Salah satunya yang terdeteksi pada komet 12P/Pons-Brooks. Komet 12P/Pons–Brooks adalah komet periodik yang mengelilingi Matahari secara teratur dalam orbit khasnya pada periode revolusi (periode orbital) 71 tahun. Layaknya komet-komet periodik pada umumnya, orbit komet Pons–Brooks sangat lonjong, mulai dari kawasan orbit Venus untuk perihelionnya hingga ke kawasan lebih jauh dari orbit Neptunus untuk aphelionnya. Komet Pons-Brooks merupakan bagian keluarga komet tipe Halley, yakni kelompok komet yang dinamika orbitnya dikendalikan gravitasi Jupiter dan Saturnus. Meski penyelidikan menunjukkan gangguan dua planet raksasa tersebut tidaklah signifikan untuk mengubah gradual orbit komet Pons–Brooks khususnya semenjak 1740 TU hingga kelak 2167 TU (Carusi dkk, 1987).
Pada 21 Juli 2023 TU lalu komet Pons–Brooks terdeteksi mendadak cemerlang. Hanya dalam sehari komet 100 kali lebih cemerlang dibanding semula. Untuk selanjutnya perlahan–lahan meredup kembali. Pengamatan menunjukkan lonjakan kecemerlangan ini ditandai terbentuknya struktur tapal–kuda di bagian depan komet Pons–Brooks. Dari hari ke hari struktur tersebut berkembang meluas hingga pada puncaknya bergaris tengah sekitar 210.000 km.
Peristiwa ini terjadi manakala komet Pons-Brooks masih berjarak 3,9 SA dari Matahari. Sehingga diinterpretasikan sebagai sebuah peristiwa erupsi vulkanik dingin. Berdasarkan pemodelan Carie Holt, massa material vulkanik dalam rupa debu dan butir–butir es yang disemburkan erupsi vulkanik dingin ini sekitar 10 juta ton. Jika dianggap massa jenisnya adalah setara air (1.000 kilogram per meter kubik), maka volume erupsinya sekitar 10 juta meter kubik. Sehingga volume erupsi dingin komet Pons-Brooks setara volume erupsi tipikal Gunung Merapi di Indonesia pada umumnya (kecuali Letusan Merapi 2010).

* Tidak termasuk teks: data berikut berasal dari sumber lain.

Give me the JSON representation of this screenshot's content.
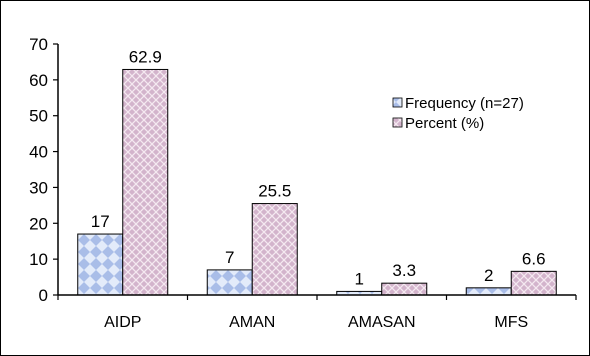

Untuk ukuran Bumi, letusan tipikal Merapi tidak signifikan karena massanya sangat sangat kecil apabila dibandingkan dengan keseluruhan Bumi. Namun untuk benda langit sekecil komet, dimana diameter inti komet Pons–Brooks hanya sekitar 30 km, maka volume erupsi vulkanik dingin tersebut cukup besar, setara sepersejuta massa komet.
Erupsi vulkanik dingin pada komet Pons–Brooks terkait dinamika bawah permukaan intikometnya. Karena belum menyeberangi garis es, intikomet Pons-Brooks seharusnya belum cukup hangat. Namun kombinasi ukurannya yang relatif besar bagi komet, periode rotasinya yang (mungkin) relatif lambat dan anomali komposisi pada bagian tertentu kerak intikomet memungkinkan terbentuknya titik panas (hotspot). Di area tersebut panas Matahari terakumulasi hingga sanggup membentuk cairan magma dingin dari bekuan disekelilingnya. Lambat laun tekanan magma dingin ini kian membesar. Saat tekanannya sudah melampaui ambang batas daya tahan kerak, maka saluran alamiah terbentuk. Magma dingin mengalir deras ke paras sembari menyeret partikel–partikel kerak komet yang dilintasinya.
Referensi:
Carusi, Kresak, Perozzi, Valsecchi. 1987. High-order Librations of Halley-type Comets. Astronomy and Astrophysics, vol. 187 (1987) hal. 899–905.
Vergano. 2023. ‘Millennium Falcon’ Comet Sprouts Icy Wings as It Loops around the Sun. Scientific American, a Division of Springer Nature America, Inc. Jul 26, 2023.
Horvath, et.al. 2023. Evidence for Geologically Recent Explosive Volcanism in Elysium Planitia, Mars. ArXiv:2011.05956 [astro-ph.EP].
Herrick & Hensley. 2023. Surface Changes Observed on a Venusian Volcano during the Magellan Mission. Science, vol. 379 no. 6638, 24 Maret 2023.